David Aarons is managing director of the Norfolk company. He says: “If a street lamp is dimmed by 20% you won’t be able to detect the change, yet for every £5 you were spending on electricity you now only spend £4. Councils could save money by, for example, dimming their lights in the early hours of the morning when there are few people about. Our system gives them automatic control and enables them to save energy without turning off street lights.”

Extensive field-testing has been completed and production is now under way with several local authorities already showing interest in trialling the unit.

All the lights in each district (which could be a street or a whole village) are linked to a ‘cluster controller’. From this central location it is possible to access information from each light – such as the outside temperature, the daylight level, and whether there is mains power. This means diagnosis of faults can begin from the office.

David says: “Our system has great potential to reduce the time and money spent on sending engineers out to fix things. Tragically, every year streetlight engineers are killed or injured through electrocution. We allow diagnostics in the office that you currently need to do up a lamppost, thus reducing safety concerns.

“We can tell, for instance, whether the fault is with the lamppost or the mains supply. If the problem recurs at particular times, the engineer can be sent out then to ensure they are there when the fault occurs. The position of each lamp is overlaid on Google maps, and viewing the surroundings helps the engineer predict the kind of problem they may encounter. The system can be set up to send an email to an engineer whenever a fault is detected.”

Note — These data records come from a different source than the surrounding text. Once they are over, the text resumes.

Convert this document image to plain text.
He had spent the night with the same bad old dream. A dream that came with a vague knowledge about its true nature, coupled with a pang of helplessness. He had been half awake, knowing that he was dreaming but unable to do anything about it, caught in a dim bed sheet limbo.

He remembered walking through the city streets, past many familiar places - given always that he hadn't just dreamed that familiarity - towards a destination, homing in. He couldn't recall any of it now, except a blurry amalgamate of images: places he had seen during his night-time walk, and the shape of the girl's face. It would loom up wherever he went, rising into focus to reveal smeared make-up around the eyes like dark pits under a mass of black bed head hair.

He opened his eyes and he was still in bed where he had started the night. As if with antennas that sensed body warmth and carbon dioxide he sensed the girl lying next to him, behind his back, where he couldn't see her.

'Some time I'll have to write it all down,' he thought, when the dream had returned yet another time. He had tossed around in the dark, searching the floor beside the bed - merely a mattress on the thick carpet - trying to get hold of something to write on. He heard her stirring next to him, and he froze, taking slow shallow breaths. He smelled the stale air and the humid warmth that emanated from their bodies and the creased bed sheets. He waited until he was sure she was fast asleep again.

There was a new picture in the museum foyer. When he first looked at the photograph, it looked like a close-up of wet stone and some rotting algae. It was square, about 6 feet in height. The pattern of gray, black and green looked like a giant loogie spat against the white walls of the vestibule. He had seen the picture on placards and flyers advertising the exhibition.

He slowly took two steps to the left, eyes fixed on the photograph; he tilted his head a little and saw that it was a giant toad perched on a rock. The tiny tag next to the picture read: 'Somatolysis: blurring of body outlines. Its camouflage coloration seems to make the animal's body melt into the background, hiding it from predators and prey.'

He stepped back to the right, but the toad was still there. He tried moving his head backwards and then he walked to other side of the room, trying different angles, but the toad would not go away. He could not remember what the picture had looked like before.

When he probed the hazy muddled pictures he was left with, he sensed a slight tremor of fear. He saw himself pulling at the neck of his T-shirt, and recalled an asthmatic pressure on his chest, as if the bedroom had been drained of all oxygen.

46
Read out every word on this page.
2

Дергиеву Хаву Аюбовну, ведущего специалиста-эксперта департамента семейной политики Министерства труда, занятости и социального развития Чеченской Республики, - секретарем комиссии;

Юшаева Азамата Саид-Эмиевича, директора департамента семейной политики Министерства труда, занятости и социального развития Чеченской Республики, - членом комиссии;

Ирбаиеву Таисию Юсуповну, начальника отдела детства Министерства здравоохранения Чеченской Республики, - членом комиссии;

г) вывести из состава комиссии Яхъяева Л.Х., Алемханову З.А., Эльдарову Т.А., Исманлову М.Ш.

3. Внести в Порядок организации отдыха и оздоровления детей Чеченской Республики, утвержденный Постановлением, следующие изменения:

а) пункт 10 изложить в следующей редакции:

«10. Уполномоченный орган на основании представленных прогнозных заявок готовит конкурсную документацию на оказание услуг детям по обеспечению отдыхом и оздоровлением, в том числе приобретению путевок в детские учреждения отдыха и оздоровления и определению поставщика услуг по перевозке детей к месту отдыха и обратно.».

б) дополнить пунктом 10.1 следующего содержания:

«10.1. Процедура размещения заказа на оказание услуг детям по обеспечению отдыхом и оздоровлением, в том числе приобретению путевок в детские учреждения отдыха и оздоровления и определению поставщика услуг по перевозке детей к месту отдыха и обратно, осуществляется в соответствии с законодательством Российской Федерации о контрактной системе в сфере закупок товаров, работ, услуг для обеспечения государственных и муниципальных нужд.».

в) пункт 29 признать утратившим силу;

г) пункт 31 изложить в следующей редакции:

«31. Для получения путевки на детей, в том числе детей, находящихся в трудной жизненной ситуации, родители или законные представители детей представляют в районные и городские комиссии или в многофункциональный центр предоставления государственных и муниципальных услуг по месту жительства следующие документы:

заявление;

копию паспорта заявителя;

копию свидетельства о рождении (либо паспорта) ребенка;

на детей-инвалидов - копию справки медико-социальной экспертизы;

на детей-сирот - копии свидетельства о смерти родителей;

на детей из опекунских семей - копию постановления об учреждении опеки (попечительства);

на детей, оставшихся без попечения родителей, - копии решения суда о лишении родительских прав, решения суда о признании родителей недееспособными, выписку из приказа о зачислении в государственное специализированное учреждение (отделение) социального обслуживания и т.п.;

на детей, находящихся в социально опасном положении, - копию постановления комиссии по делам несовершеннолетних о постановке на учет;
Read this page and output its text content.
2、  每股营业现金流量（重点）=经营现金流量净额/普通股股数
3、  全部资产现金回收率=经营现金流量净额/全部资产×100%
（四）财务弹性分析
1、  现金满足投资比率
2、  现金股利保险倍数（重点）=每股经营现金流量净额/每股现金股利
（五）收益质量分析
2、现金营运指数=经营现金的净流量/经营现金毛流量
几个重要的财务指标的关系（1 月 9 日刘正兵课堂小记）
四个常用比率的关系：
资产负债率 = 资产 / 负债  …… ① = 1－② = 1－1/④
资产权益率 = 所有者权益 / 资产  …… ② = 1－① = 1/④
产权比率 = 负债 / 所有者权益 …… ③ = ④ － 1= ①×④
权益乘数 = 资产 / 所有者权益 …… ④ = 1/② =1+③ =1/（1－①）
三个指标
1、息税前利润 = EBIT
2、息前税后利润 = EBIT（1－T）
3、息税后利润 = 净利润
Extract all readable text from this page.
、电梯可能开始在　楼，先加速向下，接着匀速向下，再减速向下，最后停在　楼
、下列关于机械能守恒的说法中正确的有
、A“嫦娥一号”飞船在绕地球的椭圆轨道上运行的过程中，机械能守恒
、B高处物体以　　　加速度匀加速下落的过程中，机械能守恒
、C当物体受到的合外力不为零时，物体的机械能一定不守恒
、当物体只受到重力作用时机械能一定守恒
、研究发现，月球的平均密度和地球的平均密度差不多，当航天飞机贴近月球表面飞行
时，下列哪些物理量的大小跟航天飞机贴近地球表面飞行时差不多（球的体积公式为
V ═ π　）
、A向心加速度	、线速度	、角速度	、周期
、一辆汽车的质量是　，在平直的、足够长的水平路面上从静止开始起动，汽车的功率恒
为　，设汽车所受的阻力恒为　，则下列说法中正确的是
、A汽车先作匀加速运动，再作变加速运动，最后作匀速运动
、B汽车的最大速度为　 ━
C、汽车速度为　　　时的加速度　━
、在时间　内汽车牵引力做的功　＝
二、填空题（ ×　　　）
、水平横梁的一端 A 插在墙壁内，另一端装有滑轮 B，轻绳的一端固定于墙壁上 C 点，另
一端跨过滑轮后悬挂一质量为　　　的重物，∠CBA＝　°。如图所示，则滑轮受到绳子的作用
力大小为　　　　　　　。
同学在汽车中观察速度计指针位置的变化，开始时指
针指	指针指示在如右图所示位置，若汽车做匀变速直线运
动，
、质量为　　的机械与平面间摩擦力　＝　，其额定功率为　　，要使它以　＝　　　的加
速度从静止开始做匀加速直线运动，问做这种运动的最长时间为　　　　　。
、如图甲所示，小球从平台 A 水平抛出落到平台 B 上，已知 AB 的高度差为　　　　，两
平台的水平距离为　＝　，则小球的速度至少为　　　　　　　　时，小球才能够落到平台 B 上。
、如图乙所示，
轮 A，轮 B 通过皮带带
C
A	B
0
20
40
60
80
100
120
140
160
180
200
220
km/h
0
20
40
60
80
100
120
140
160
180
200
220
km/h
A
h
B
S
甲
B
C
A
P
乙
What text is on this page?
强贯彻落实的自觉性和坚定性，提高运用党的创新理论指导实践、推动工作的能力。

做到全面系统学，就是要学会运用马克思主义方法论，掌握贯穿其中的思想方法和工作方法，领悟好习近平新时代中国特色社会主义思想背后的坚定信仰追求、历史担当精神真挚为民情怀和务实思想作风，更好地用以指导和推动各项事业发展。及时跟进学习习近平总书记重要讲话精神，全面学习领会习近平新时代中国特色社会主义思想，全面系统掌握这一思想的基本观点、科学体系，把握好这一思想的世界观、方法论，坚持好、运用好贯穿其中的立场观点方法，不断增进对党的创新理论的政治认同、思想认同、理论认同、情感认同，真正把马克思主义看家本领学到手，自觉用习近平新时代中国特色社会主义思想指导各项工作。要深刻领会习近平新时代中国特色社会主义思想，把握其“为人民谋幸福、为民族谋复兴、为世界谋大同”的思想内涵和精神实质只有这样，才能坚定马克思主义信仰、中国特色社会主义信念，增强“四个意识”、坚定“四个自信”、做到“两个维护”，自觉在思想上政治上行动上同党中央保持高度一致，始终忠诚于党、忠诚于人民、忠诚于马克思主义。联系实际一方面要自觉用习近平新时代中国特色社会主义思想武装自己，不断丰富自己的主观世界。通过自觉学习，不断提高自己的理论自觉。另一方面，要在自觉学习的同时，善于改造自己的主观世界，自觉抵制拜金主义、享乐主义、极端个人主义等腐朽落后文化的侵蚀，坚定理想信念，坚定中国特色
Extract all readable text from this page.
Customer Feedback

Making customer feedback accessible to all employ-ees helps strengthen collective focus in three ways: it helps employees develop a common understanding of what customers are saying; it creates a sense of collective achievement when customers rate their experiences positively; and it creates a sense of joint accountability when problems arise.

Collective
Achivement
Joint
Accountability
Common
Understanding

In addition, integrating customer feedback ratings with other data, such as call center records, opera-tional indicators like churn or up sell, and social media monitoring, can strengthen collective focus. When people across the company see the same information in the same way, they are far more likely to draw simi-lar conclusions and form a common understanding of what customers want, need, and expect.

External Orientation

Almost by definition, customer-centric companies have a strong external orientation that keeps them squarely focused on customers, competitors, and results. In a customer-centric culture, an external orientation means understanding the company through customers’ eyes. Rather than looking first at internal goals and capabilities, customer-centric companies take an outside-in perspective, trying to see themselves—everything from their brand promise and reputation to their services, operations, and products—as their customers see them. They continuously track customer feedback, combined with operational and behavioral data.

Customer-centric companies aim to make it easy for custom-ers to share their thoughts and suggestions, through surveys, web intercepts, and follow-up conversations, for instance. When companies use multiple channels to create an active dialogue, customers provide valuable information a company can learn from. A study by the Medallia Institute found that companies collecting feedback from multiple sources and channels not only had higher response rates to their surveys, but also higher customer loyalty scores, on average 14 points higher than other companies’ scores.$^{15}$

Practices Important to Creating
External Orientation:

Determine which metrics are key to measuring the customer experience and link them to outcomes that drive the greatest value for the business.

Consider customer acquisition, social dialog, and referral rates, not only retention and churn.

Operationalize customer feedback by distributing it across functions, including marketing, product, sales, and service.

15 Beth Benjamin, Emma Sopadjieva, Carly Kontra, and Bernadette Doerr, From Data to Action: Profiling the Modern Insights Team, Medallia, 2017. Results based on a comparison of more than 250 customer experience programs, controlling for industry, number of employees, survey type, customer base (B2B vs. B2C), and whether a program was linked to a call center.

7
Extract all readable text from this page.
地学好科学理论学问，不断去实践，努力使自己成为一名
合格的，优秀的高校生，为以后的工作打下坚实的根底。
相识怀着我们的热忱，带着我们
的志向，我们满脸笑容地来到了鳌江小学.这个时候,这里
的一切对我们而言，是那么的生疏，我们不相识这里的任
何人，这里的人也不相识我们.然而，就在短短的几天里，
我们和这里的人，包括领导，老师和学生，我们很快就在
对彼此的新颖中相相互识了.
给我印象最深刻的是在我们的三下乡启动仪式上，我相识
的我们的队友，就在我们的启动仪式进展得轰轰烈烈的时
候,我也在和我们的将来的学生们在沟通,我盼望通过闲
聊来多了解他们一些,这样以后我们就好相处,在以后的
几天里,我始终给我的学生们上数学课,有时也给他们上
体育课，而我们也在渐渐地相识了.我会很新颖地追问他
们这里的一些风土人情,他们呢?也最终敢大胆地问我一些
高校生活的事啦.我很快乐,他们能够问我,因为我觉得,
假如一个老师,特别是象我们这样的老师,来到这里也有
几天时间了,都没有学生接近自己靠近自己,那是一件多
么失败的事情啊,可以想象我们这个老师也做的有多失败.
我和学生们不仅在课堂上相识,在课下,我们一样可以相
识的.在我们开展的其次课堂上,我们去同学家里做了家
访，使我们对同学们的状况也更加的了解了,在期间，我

The cluster controller contains a web server so information about every streetlight can be accessed through an online interface. Each light is represented in a traffic light colour: green when it’s working, amber when there’s a temporary fault, and red when the lamppost is disconnected. Clicking on a light will reveal more information – including graphs showing when the light has been on and historical records of any faults.

All street lights are fitted with an electrical ballast, a small box which limits the amount of current in the electric circuit. This ensures the current is constant so the light is stable. David says: “Normally a lamp sucks more electricity as it gets older, but our ballast ensures a consistent electricity supply whatever the age of the bulb.”

The novel electronic design also provides additional energy savings. The Entelli-Ballast has an overall energy efficiency of 95%, compared to 85% for the closest competitive electronic ballast and 50% for the older style magnetic versions.

A light sensor sits on top of the street lights, ensuring that the light comes on when it gets dark. Sophisticated software within EnLight’s sensor can calculate the time, so lights can be dimmed automatically at midnight without needing a clock.

There are 200 different types of lamps used in British streetlights and they all require different ballasts. As councils come to upgrade their systems they therefore have to buy new ballasts as well as lamps. But EnLight’s Entelli-Ballast can be retrofitted to any lamp, so can easily be used to upgrade a system without having to start from scratch. Savings on electricity and transport to fix faults mean the system will pay for itself in approximately three years.